I frequently fret over lost time. I am very unlike other women where I take time for myself and read a good book daily (not an entire book daily – on occasionally – but actually sit down to read on a daily basis), so I don’t mean those kind of moments that you can never get back. I mean the little ones in your kids’ or family’s life that are forever treasured, that you’d sell your soul to have a camcorder ready (did I just use the term camcorder? shit I’m old).
I’ve mentioned before that my memory of time is crappy … at least I think it is … what was I saying? Anyway, that crappy memory always comes back to haunt me when I’m in the midst of family who is joyfully renditioning some silly thing I did or some event in our lives that I cannot for-the-life-of-me remember.
I don’t get remorseful or truly upset about those times. But I am sorely going to miss those little moments in my kids’ lives that I can’t get back. Sweet Pea has been extra cuddly lately and after a good cuddle with me he scootched down to the floor, layed on his belly and his knees with his bum in the air and his sweet little face pressed sideways into the floor. It was the cutest thing, and of course at moments like those, an amateur like me doesn’t have a camera handy so I have to rely on my memory for those moments. But my memory is highly unreliable.
Crapola memory aside, it sure would be nice to be able to somehow capture those moments that are seemingly unforgettable. You know, those times when your 18 m/o puts a bra ovre his head, or when he drinks out of the toilet, or when your 8 y/o barters with her cheapo father about the payment due for shovelling heavy snow, or when you find your 10 y/o lost in a book in the most uncomfortable position you can think of. Those moments are the moments that are lost forever, but a camera behind your forehead would be so handy.
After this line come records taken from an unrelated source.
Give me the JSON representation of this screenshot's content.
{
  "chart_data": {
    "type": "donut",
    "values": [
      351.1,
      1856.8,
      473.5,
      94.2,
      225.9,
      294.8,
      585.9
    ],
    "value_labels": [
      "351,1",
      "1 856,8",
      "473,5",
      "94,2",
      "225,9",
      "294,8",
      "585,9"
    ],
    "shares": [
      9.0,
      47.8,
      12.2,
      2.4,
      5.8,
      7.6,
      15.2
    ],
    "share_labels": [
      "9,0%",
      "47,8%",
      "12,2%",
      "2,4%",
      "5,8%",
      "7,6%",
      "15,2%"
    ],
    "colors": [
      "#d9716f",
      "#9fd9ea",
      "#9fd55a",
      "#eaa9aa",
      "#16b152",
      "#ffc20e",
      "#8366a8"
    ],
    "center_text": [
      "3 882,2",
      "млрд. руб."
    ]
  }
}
I feel like there is so much I’ve missed of their lives, even though I was standing right there, I can’t just rewind the tape to review it, it’s gone, the moment has passed by. This is when you truly realize that they grow up so fast, it just flashes by your eyes and in a moment, your infant son is 18 months old and signing for milk at you.
Missing those moments won’t keep me from watching them occur, but it would be so nice to be able to recall them.